Ford is partnering with aluminum suppliers to recycle post-industrial waste from the aluminum used in the 2015 Ford F-150 into new aluminum that can then be reused for new vehicles. The same can be said of the seat fabric supplier for the F-150, Unifi (unifi.com), which makes the REPREVE family of polyester and nylon fibers formed through recycled polyethylene terephthalate (PET) bottles. The seat fabric is now found in several Ford vehicles. Ford estimates five-million plastic bottles, otherwise bound for landfills, will be reused to adorn the seats in the current generation F-150. 

Dearborn recently announced it’s working with alternative polymers firm Novomer (novomer.com) to develop and test materials derived, in large part, from the Holy Grail of waste materials: CO2 itself. Novomer has created moldable foam, which goes by the tradename “Converge,” that harnesses carbon dioxide—as in the kind that carbonates soft drinks. Having shown promise in automotive testing, the company is now in talks with Tier 1 seating suppliers around its first would-be automotive product.
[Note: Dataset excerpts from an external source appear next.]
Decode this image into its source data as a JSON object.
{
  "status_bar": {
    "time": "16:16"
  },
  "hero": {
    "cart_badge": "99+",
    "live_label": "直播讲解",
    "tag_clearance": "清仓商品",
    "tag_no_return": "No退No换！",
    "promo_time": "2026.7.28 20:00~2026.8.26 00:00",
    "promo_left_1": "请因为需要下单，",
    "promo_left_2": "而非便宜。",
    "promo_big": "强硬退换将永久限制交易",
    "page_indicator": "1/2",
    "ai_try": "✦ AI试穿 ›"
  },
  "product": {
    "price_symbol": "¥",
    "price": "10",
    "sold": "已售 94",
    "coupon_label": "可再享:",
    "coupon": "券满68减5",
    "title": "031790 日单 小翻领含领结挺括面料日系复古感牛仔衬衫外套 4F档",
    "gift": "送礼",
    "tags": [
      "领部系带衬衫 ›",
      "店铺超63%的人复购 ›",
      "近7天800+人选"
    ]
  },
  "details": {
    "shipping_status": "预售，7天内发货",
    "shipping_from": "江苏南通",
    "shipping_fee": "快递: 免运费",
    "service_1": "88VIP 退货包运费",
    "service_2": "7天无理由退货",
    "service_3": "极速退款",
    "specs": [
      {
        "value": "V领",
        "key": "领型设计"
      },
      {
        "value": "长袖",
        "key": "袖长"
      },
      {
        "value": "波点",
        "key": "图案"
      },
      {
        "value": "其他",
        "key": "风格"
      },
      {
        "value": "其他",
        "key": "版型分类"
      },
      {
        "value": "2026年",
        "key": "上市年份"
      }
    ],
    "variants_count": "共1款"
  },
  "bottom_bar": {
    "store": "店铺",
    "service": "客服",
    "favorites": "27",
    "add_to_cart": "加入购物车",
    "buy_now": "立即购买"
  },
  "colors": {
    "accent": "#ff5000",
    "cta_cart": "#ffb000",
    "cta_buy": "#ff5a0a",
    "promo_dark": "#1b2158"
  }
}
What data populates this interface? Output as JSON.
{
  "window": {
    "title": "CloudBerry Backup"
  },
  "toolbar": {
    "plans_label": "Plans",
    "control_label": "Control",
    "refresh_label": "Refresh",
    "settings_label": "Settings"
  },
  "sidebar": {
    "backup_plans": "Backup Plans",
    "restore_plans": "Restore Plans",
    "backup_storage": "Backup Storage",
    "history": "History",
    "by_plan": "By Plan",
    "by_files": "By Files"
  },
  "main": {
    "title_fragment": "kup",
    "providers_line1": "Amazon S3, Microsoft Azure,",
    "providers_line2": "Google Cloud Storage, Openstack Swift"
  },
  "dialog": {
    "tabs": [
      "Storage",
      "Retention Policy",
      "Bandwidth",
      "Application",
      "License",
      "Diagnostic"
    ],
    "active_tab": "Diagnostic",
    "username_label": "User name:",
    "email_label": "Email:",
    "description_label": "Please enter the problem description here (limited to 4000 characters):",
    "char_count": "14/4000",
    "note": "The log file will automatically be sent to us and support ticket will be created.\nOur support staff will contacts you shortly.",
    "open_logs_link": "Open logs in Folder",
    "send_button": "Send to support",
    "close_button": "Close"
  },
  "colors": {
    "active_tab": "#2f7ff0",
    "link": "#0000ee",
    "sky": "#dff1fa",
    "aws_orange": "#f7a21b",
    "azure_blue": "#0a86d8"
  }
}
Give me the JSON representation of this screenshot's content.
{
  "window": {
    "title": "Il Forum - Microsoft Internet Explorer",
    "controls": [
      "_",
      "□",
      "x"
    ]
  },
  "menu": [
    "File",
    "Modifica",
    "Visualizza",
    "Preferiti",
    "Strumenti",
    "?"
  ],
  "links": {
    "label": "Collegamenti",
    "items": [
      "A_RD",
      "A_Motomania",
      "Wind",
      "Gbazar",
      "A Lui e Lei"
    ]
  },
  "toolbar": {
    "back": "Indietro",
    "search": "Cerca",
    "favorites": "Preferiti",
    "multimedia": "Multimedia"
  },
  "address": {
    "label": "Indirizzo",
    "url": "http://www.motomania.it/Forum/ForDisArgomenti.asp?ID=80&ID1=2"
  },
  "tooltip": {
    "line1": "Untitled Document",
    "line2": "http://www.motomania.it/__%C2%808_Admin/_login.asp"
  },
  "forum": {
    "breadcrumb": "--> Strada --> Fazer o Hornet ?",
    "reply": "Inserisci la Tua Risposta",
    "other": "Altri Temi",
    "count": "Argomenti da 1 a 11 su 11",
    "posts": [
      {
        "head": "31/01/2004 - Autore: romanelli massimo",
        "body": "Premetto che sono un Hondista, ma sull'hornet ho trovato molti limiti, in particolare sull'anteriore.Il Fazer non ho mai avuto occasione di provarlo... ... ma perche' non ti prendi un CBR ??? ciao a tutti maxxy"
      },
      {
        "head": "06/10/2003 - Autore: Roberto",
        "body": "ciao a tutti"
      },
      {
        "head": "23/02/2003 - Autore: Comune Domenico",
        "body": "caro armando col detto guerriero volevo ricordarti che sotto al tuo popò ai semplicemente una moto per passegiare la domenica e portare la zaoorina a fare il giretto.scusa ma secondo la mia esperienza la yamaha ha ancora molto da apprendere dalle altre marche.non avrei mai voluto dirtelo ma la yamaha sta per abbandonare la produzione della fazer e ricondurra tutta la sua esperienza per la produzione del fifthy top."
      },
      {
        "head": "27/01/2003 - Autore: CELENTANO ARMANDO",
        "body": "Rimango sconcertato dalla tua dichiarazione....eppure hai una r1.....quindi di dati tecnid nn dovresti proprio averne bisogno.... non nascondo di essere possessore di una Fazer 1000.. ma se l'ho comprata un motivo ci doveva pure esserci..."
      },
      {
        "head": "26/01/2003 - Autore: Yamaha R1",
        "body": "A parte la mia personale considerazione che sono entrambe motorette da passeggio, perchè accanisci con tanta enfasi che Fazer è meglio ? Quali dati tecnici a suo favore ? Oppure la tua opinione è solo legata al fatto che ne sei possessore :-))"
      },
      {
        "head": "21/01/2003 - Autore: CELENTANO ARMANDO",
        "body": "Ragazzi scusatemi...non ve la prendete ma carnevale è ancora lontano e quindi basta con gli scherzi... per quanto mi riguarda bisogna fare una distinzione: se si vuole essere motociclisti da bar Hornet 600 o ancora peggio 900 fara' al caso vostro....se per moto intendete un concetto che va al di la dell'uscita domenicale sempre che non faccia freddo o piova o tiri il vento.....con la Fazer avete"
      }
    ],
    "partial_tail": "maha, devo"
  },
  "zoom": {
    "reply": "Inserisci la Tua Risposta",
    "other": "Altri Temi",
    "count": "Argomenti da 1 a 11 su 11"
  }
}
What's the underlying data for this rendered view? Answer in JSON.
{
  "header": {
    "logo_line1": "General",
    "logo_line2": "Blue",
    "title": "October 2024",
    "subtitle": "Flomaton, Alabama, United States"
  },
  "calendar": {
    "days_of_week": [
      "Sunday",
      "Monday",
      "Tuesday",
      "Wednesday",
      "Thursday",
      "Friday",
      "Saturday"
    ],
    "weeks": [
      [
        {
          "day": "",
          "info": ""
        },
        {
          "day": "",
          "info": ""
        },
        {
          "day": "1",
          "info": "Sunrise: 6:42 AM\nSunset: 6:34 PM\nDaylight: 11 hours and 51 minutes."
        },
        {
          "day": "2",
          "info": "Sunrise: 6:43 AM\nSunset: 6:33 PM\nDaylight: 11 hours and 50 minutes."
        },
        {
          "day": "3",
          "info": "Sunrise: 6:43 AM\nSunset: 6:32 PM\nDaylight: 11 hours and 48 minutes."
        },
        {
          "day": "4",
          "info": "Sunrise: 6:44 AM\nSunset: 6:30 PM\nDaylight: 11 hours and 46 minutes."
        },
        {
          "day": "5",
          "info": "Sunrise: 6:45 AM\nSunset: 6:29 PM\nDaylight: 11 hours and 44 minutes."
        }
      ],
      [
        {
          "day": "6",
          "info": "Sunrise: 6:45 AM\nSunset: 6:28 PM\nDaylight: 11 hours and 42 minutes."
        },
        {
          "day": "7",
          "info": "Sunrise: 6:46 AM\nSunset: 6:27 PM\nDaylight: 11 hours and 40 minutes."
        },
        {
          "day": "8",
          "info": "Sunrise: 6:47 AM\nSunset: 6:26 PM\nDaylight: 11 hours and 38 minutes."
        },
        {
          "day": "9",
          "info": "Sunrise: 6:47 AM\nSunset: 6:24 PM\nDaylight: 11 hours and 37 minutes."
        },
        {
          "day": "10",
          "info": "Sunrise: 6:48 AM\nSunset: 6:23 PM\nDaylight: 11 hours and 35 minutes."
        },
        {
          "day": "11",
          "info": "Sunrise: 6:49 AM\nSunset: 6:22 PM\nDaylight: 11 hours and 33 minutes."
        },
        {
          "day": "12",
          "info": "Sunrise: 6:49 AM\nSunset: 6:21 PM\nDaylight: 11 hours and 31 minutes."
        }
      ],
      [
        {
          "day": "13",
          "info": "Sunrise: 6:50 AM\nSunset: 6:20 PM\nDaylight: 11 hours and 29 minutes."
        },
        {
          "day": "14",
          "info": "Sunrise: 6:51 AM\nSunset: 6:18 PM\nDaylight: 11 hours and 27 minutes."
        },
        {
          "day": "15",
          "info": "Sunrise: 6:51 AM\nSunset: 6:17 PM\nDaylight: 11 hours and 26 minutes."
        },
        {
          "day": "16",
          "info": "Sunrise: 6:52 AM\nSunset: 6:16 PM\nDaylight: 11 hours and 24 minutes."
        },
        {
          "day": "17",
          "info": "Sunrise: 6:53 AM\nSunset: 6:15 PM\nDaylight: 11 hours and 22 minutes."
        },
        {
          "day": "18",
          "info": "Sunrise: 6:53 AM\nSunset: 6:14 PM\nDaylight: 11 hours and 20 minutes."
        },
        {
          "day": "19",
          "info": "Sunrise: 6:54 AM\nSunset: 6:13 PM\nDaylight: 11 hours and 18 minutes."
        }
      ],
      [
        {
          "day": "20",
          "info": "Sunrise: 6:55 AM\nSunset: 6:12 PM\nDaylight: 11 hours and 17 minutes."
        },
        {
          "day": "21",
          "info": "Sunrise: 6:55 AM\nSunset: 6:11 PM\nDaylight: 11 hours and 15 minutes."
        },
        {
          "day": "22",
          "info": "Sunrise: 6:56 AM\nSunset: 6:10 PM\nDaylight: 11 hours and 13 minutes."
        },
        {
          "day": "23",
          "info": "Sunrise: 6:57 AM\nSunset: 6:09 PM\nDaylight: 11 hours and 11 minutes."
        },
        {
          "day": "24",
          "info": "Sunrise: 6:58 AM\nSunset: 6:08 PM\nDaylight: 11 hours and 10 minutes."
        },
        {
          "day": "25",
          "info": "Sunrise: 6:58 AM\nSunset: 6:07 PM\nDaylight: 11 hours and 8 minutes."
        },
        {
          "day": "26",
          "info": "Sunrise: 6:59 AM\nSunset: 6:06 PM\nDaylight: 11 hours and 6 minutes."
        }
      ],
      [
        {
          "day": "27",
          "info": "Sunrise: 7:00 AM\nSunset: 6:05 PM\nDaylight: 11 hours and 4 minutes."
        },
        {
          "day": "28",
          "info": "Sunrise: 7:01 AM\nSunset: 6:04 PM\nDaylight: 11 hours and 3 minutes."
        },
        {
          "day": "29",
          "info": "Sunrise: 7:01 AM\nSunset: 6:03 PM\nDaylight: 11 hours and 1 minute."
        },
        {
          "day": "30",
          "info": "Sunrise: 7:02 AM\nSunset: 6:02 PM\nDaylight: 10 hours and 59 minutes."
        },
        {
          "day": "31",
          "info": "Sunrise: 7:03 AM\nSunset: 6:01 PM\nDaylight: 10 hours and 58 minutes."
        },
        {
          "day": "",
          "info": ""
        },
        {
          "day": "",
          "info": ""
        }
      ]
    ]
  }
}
Novomer sees potential in both hard- and soft-touch materials including seat backs, side panels and consoles, as well as floor mats and seat cushions. 

By weight, the material is made of 57 percent propylene oxide and 43 percent CO2. By adding a proprietary catalyst and pressurizing the mixture, the reaction creates enough heat to create a polymer without any additional heat required. Stored in tanks, Converge has a shelf life of about a year. Once the supplier is ready to use it, an isocyanate is applied and the polymer may be fashioned into a mold. 

“If a company wants to substitute our polyols for the ones they’re using today, they will require different catalysts,” says Peter Shepard, Novomer’s chief business officer. “The recipe is different because it behaves differently than what is in use today, but doesn’t add costs.” 

Some 3.5 cubic pounds of CO2 is produced for every pound of petroleum-based polymer, while Novomer’s foam creates one-third of that greenhouse gas material, Shepard says. The low carbon content similarly means it is less flammable than conventional materials, a plus for seat manufacturers.